Thursday, September 15, 2005


Hurricane Katrina exposed the underbelly of life in America. The response to the horrendous devastation wrought by hurricane Katrina delineated for all the world to see the real America that so many of this nation’s people experience on a daily basis. Those individuals who did not have the economic resources to leave the city on their own power (a majority of them being black) were so horribly neglected and shamefully treated by those in power that it was a stark reminder of the extent of corruption in government and the brutality of those who see themselves as worthy of special treatment. The events that surrounded this disaster make it terribly clear that racism and extreme prejudice is never far from the surface in American life.
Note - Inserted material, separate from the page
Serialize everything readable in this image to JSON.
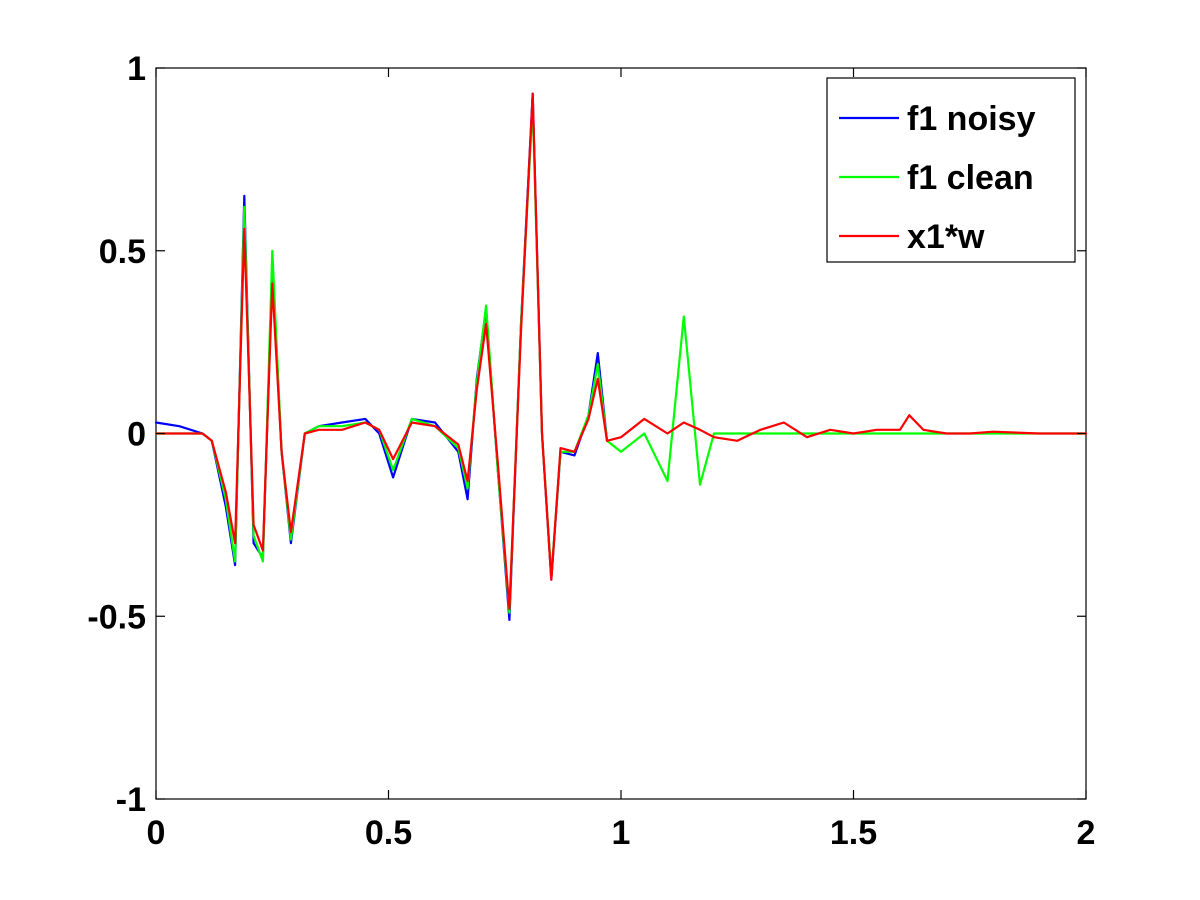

Two profoundly important examples make this assertion abundantly clear. First, not only was the conditions within the Superdome deplorable beyond measure, but the National Guard, fully armed, was used to prevent the evacuees from leaving; they in fact became inmates in a prison like no other. Their crime was the fact that they were poor and mostly black. To quote an eyewitness, “The Superdome is patrolled by more than 500 Louisiana National Guard, many of whom carry machine guns as sweaty, smelly people press against metal barricades that keep them from leaving, shouting as the soldiers pass by: "Hey! We need more water! We need help!"

Secondly, according to a United Press story entitled, Cops trapped survivors in New Orleans (Sept. 9, 2005), an important escape route from the devastation across a major bridge over the Mississippi to the town of Gretna was blocked by police officers. These officers, obviously acting on orders, physically prevented people from crossing that bridge using gunshots to dissuade them. According to this report, "Louisiana police chief has admitted that he ordered his officers to block a bridge over the Mississippi river and force escaping evacuees back into the chaos and danger of New Orleans. Witnesses said the officers fired their guns above the heads of the terrified people to drive them back and "protect" their own suburbs.”

Chief Lawson told UPI news agency: "There was no food, water or shelter in Gretna City. We did not have the wherewithal to deal with these people. If we had opened the bridge our city would have looked like New Orleans does now - looted, burned and pillaged." Gretna is a predominantly white suburban town of around 18,000 inhabitants, and it seems that in the aftermath of Katrina, three quarters of the inhabitants still had electricity and running water.

These appalling and shameful events show America without its veneer of progress, without the flag waving, without ebullient speeches regarding the benefits of freedom and democracy, without the hollow words spoken by the demagogues that claim to be our leaders. We live in very upsetting and troubling times in which the powerful rule and the real issues that plague our nation continue to be ignored.

The president, if I can in all honesty call him that, is supposed to speak to the nation regarding “his vision” of what is to happen in regards to the reconstruction of New Orleans and the surrounding devastated regions. I suspect that, like what we have witnessed in Iraq, this supposed reconstruction will favor the affluent and represent yet another transfer of public monies to the private sector. We shall see.